The AGL directory lists commercial LED grow light manufacturers and verified fixture specifications. Use it alongside the DLC QPL database to narrow your fixture options before requesting pre-approval from your utility.

Frequently Asked Questions

What does DLC certification mean for grow lights?

DLC certification means a fixture passed third-party laboratory testing for photosynthetic photon efficacy, photon flux maintenance, and electrical safety, and the DesignLights Consortium reviewed and listed the product on its Horticultural Qualified Products List. Most U.S. and Canadian utility rebate programs require this listing before processing any incentive application.

What is the minimum PPE for a DLC V4.0 listed fixture?

The minimum PPE under Hort V4.0 is 2.5 µmol/J. The DLC set this threshold on April 18, 2025, when V4.0 applications opened. Products that failed to meet 2.5 µmol/J were removed from the QPL on January 5, 2026.

How do I check if a grow light is on the DLC QPL?

Search the QPL at designlights.org. Filter by manufacturer name or minimum PPE threshold. Confirm the listing version is V4.0, not a legacy V3.0 entry, and check that the listed PPE matches the specific model you are evaluating. Manufacturer families often span multiple models at different efficacy values.

Can I still claim rebates on a fixture that only had a V3.0 listing?

No. The DLC removed non-updated V3.0 listings on January 5, 2026. Any rebate application filed after that date requires a current V4.0 QPL listing. If you had conditional approval in place before the delisting, contact your utility’s energy program administrator to confirm whether your claim is still valid.

What is the difference between a prescriptive and custom rebate program?
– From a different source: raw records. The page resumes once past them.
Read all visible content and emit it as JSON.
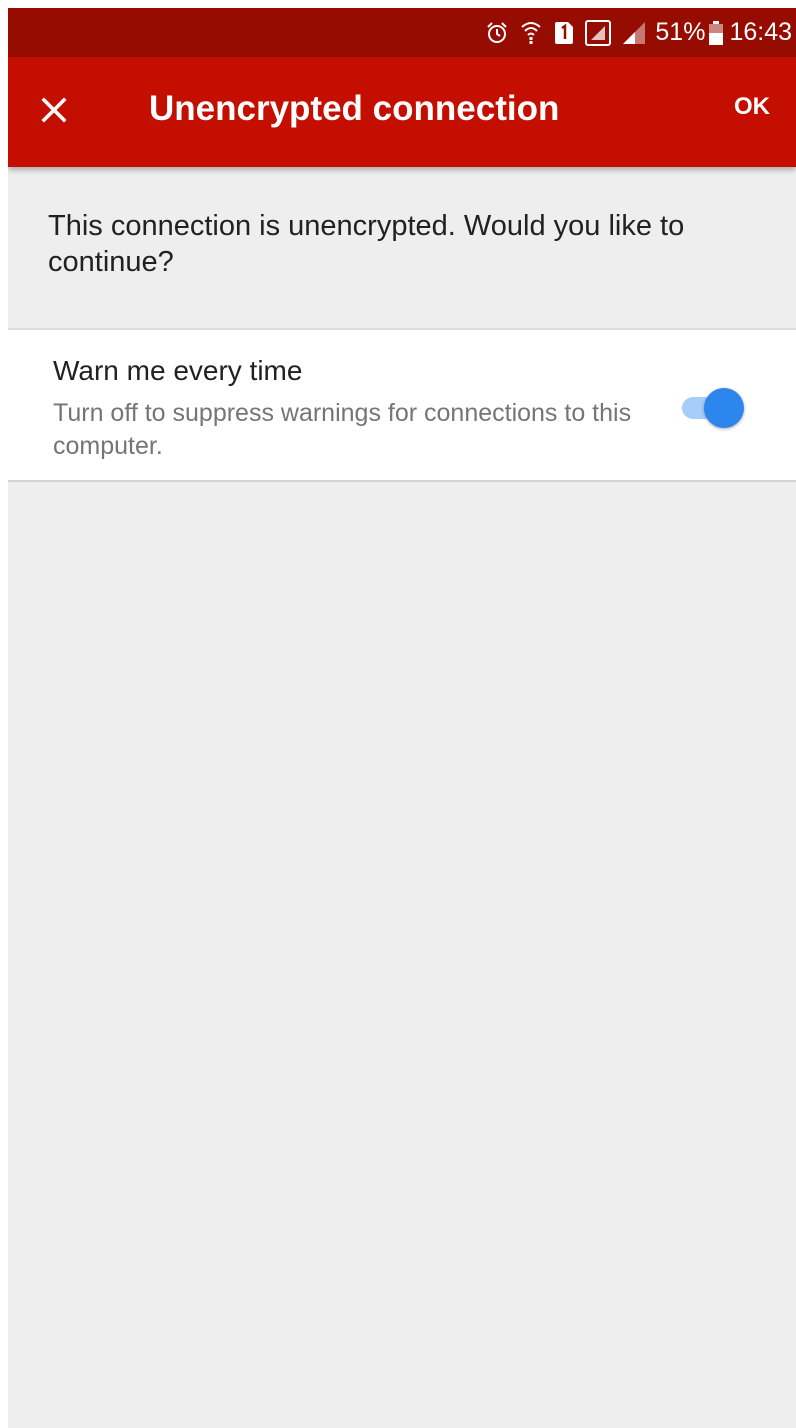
{
  "status_bar": {
    "icons": [
      "alarm-icon",
      "wifi-calling-icon",
      "sim-1-icon",
      "signal-icon",
      "signal-icon"
    ],
    "battery_percent": "51%",
    "time": "16:43"
  },
  "app_bar": {
    "close_icon": "close-icon",
    "title": "Unencrypted connection",
    "ok_label": "OK",
    "color": "#c30e00"
  },
  "message": "This connection is unencrypted. Would you like to continue?",
  "setting": {
    "title": "Warn me every time",
    "description": "Turn off to suppress warnings for connections to this computer.",
    "enabled": true,
    "accent_color": "#2c86ee"
  }
}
Prescriptive programs pay a flat per-fixture or per-watt rate and close in weeks with minimal paperwork, which suits smaller projects. Custom programs calculate incentives from verified energy savings. The documentation burden is heavier, but the total payout on a large installation can run two to three times what a prescriptive program pays for the same project.
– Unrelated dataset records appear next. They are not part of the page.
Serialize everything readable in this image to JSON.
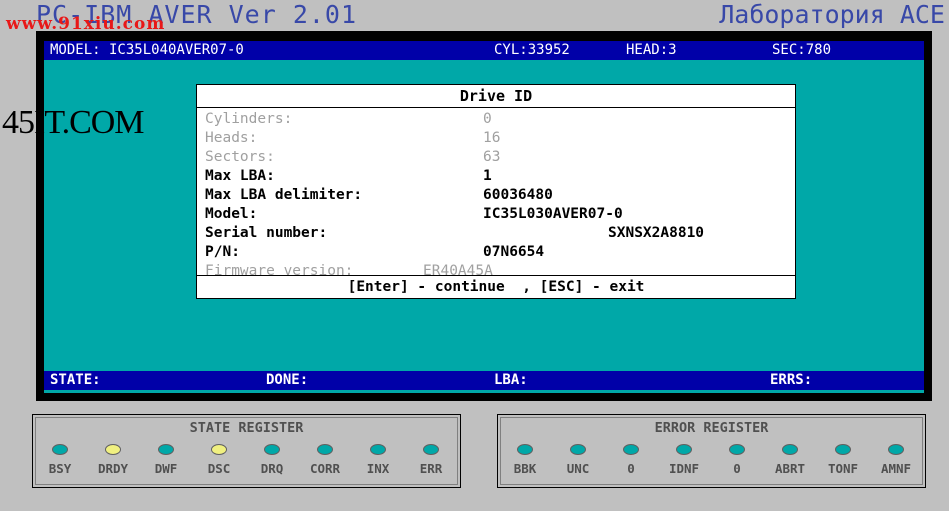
{
  "header": {
    "app_title": "PC-IBM AVER Ver 2.01",
    "lab_title": "Лаборатория ACE",
    "watermark_top": "www.91xiu.com",
    "watermark_side": "45IT.COM"
  },
  "status_top": {
    "model": "MODEL: IC35L040AVER07-0",
    "cyl": "CYL:33952",
    "head": "HEAD:3",
    "sec": "SEC:780"
  },
  "dialog": {
    "title": "Drive ID",
    "rows": [
      {
        "label": "Cylinders:",
        "value": "0"
      },
      {
        "label": "Heads:",
        "value": "16"
      },
      {
        "label": "Sectors:",
        "value": "63"
      },
      {
        "label": "Max LBA:",
        "value": "1"
      },
      {
        "label": "Max LBA delimiter:",
        "value": "60036480"
      },
      {
        "label": "Model:",
        "value": "IC35L030AVER07-0"
      },
      {
        "label": "Serial number:",
        "value": "SXNSX2A8810"
      },
      {
        "label": "P/N:",
        "value": "07N6654"
      },
      {
        "label": "Firmware version:",
        "value": "ER40A45A"
      }
    ],
    "footer": "[Enter] - continue  , [ESC] - exit"
  },
  "status_bottom": {
    "state": "STATE:",
    "done": "DONE:",
    "lba": "LBA:",
    "errs": "ERRS:"
  },
  "state_register": {
    "title": "STATE REGISTER",
    "leds": [
      {
        "label": "BSY",
        "color": "teal"
      },
      {
        "label": "DRDY",
        "color": "yellow"
      },
      {
        "label": "DWF",
        "color": "teal"
      },
      {
        "label": "DSC",
        "color": "yellow"
      },
      {
        "label": "DRQ",
        "color": "teal"
      },
      {
        "label": "CORR",
        "color": "teal"
      },
      {
        "label": "INX",
        "color": "teal"
      },
      {
        "label": "ERR",
        "color": "teal"
      }
    ]
  },
  "error_register": {
    "title": "ERROR REGISTER",
    "leds": [
      {
        "label": "BBK",
        "color": "teal"
      },
      {
        "label": "UNC",
        "color": "teal"
      },
      {
        "label": "0",
        "color": "teal"
      },
      {
        "label": "IDNF",
        "color": "teal"
      },
      {
        "label": "0",
        "color": "teal"
      },
      {
        "label": "ABRT",
        "color": "teal"
      },
      {
        "label": "TONF",
        "color": "teal"
      },
      {
        "label": "AMNF",
        "color": "teal"
      }
    ]
  },
  "colors": {
    "teal": "#00a8a8",
    "yellow": "#f0f080",
    "bar_blue": "#0000a8"
  }
}
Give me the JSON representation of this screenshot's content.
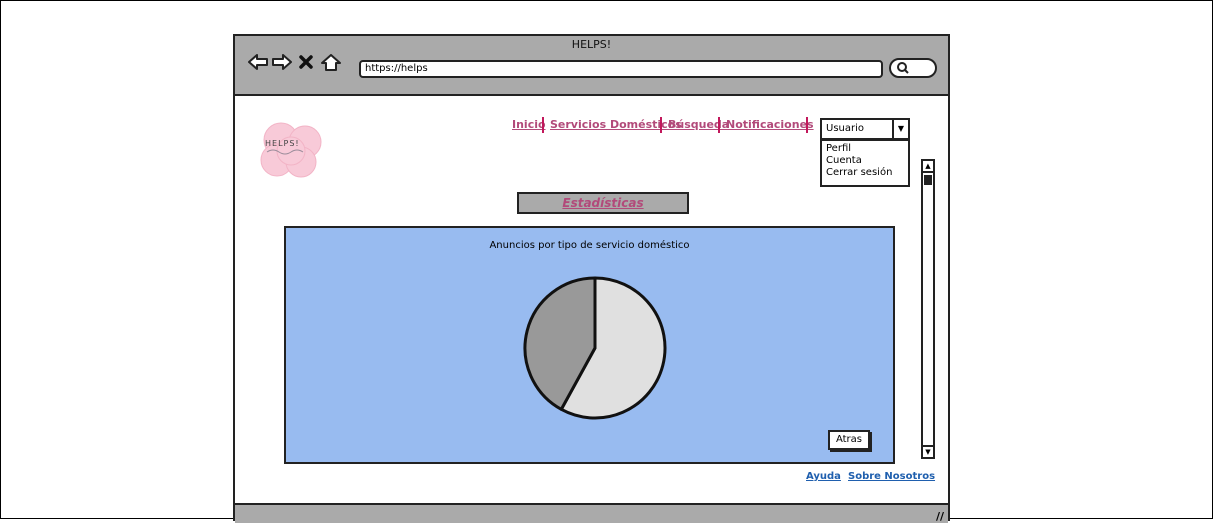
{
  "window": {
    "title": "HELPS!",
    "url": "https://helps"
  },
  "logo_text": "HELPS!",
  "nav": {
    "items": [
      "Inicio",
      "Servicios Domésticos",
      "Búsqueda",
      "Notificaciones"
    ]
  },
  "user_menu": {
    "selected": "Usuario",
    "options": [
      "Perfil",
      "Cuenta",
      "Cerrar sesión"
    ]
  },
  "page_title": "Estadísticas",
  "chart_data": {
    "type": "pie",
    "title": "Anuncios por tipo de servicio doméstico",
    "values": [
      58,
      42
    ],
    "colors": [
      "#e0e0e0",
      "#999999"
    ]
  },
  "buttons": {
    "back": "Atras"
  },
  "footer": {
    "help": "Ayuda",
    "about": "Sobre Nosotros"
  },
  "colors": {
    "link": "#b24a7a",
    "panel": "#98bbf0",
    "chrome": "#aaaaaa"
  }
}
Do all utilities require DLC listing for grow light rebates?

Most major utility programs in the U.S. and Canada require DLC QPL listing as a condition of rebate eligibility. A minority of smaller regional programs use their own approved product lists. Confirm requirements with your specific utility before selecting fixtures.

Does DLC certification guarantee fixture quality or yield performance?

No. DLC certification verifies third-party efficacy and photon flux maintenance standards. It does not validate spectrum distribution, uniformity, or yield claims. Two fixtures with identical QPL efficacy ratings can produce very different canopy coverage depending on optical design. Use the QPL as a starting filter, then evaluate fixtures against your grow environment.

My fixture spec sheet shows 3.0 µmol/J but the QPL lists 2.8 µmol/J — which applies for rebates?

The QPL value applies. Utility programs base rebate calculations on the DLC-verified third-party measurement, not manufacturer spec sheets. The spec sheet figure may reflect a different test condition or spectral state. Request the original LM-79 test report from the manufacturer if the difference is material to your rebate calculation.